All things to all people. Land Rover has always marketed its Range Rover flagship as a classless vehicle, as comfortable on a farm as it is in the city or outside a golf club. This all-new fifth-generation model continues that legacy, though you’d feel guilty stowing muddy wellies in the back. This off-road SUV titan might offer 13.8 inches of ground clearance, with traction that’d make a mountain goat jealous, but it’s also extremely refined, even in its cheapest guise.

The last word in luxury. As you’d expect from a vehicle commanding a six-figure price tag, entry-level SE Range Rovers are impressively equipped. Key highlights include air suspension and adaptive dampers, leather trim and 20-way power-adjustable front seats, a 14-speaker Meridian sound system, and a panoramic sunroof. Intermediate trims include Autobiography and First Edition, adding goodies like ventilated and massaging front seats, power-adjustable and ventilated second-row seating with dedicated rear console screens, and a rear tailgate with leather cushions and integral speakers. This opens to reveal over 40 cubic feet of cargo space on short-wheelbase models, while LWB models have between 8.7 and 92.9 cu ft depending on how many seats are dropped.

Flagship SV trim delivers a leather headliner, ceramic controls, 13.1-inch screens for rear-seat passengers, and semi-aniline leather upholstery. It’s more like a private airplane than a passenger vehicle unless you opt for the seven-seater long-wheelbase version. Luxury is unaffected, but leg room suffers in the third row; adults over six feet tall won’t be especially comfortable back here.

2022 Land Rover Range Rover Interior

Power is nothing without control. Even its smallest engine propels the 6,000-lb Range Rover from a standing start to 60 miles an hour in less than six seconds. Plump for the 4.4-liter twin-turbo V8, and that time drops to less than four and a half. Yet despite power that’d trouble many purpose-built sports cars, it’s all delivered with hushed refinement and luxury-hotel levels of comfort. Even the relatively growly V8 won’t disturb passenger conversations, though we’d save the money and specify the creamy mild-hybrid three-liter inline-six. It uses the same silky eight-speed automatic transmission as the V8, yet costs $17,500 less.

It's a given that any Range Rover will sail across terrain that’d have most 4x4s requesting a tractor to pull them free. What’s more impressive is this latest model’s on-road refinement. The ride is outstanding for such a big car, with standard AWD maintaining traction in all conditions while air suspension eliminates joggling or bounciness. Being able to adjust the ground clearance between 6.7 and 11.6 inches helps as well, while an additional 2.2 inches can be unlocked in the unlikely scenario of the Range Rover getting stuck. It will ford almost three feet of water, with approach and departure angles that shame many purpose-built off-road vehicles. Our only complaint involves tire noise – it’s impossible to hush wheels that measure up to 23 inches.

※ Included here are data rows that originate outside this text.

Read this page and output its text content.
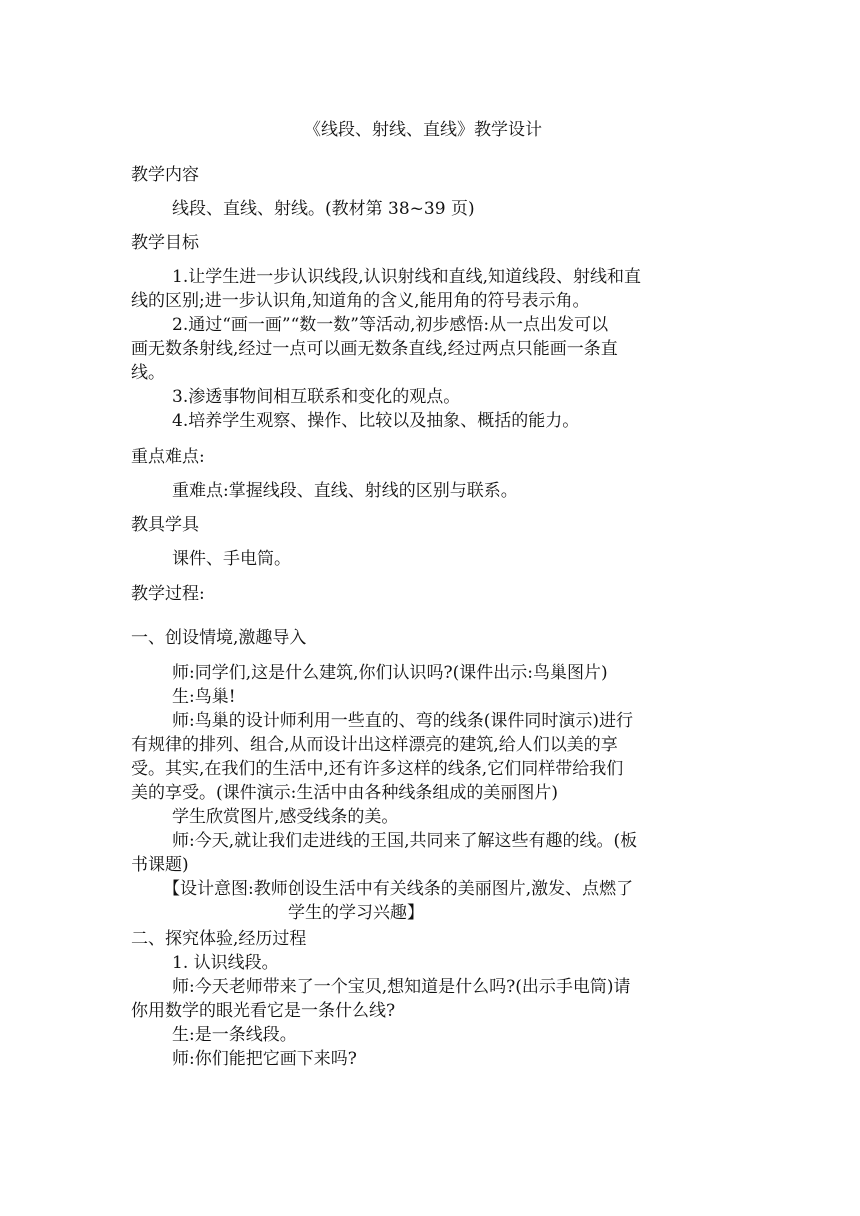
《线段、射线、直线》教学设计
教学内容
线段、直线、射线。(教材第 38~39 页)
教学目标
1.让学生进一步认识线段,认识射线和直线,知道线段、射线和直
线的区别;进一步认识角,知道角的含义,能用角的符号表示角。
2.通过“画一画”“数一数”等活动,初步感悟:从一点出发可以
画无数条射线,经过一点可以画无数条直线,经过两点只能画一条直
线。
3.渗透事物间相互联系和变化的观点。
4.培养学生观察、操作、比较以及抽象、概括的能力。
重点难点:
重难点:掌握线段、直线、射线的区别与联系。
教具学具
课件、手电筒。
教学过程:
一、创设情境,激趣导入
师:同学们,这是什么建筑,你们认识吗?(课件出示:鸟巢图片)
生:鸟巢!
师:鸟巢的设计师利用一些直的、弯的线条(课件同时演示)进行
有规律的排列、组合,从而设计出这样漂亮的建筑,给人们以美的享
受。其实,在我们的生活中,还有许多这样的线条,它们同样带给我们
美的享受。(课件演示:生活中由各种线条组成的美丽图片)
学生欣赏图片,感受线条的美。
师:今天,就让我们走进线的王国,共同来了解这些有趣的线。(板
书课题)
【设计意图:教师创设生活中有关线条的美丽图片,激发、点燃了
学生的学习兴趣】
二、探究体验,经历过程
1. 认识线段。
师:今天老师带来了一个宝贝,想知道是什么吗?(出示手电筒)请
你用数学的眼光看它是一条什么线?
生:是一条线段。
师:你们能把它画下来吗?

Immense presence. Land Rover has pulled off a masterstroke with the fifth-generation Range Rover’s styling. Gone are its predecessors’ ostentatious design elements, in favor of a streamlined body reminiscent of the unassuming first-generation model. Apart from a hexagon-pattern grille, there’s nothing unnecessary here – just clean lines, smooth bumpers and a side profile seemingly milled from a single piece of metal. The shut lines are almost invisible, which is significant considering build quality has long been Land Rover’s Achilles heel.

There’s the same awe-inspiring presence as you step into that jewel of a cabin, and the soft-close doors glide shut behind you. Land Rover’s latest (and much improved) Pivi Pro infotainment system runs across a 13.1-inch screen whose tiles can be moved around for convenience – a useful flourish we wish other manufacturers would replicate. The 13.7-inch digital instrument cluster also deserves mention.

Final thoughts. For anyone fortunate enough to park an SV on their driveway, the daily commute will occur in a rarefied world that’s only familiar to buyers of other British marques like Bentley and Rolls-Royce. Even the entry-level Range Rover is a technological marvel, with a sumptuous and lavishly appointed interior, despite featuring enough power and engineering sophistication to glide over almost any conceivable surface.

Of course, many people will find the Range Rover’s $105,850 starting price too high, and this fifth-generation model hasn’t been crash-tested yet. Fuel economy is good for a three-ton 4x4, but still extremely thirsty, and larger wheels kick up a fair amount of road noise. Still, these compromises don’t detract from the Range Rover’s peerless combination of first-class refinement and go-anywhere dynamics.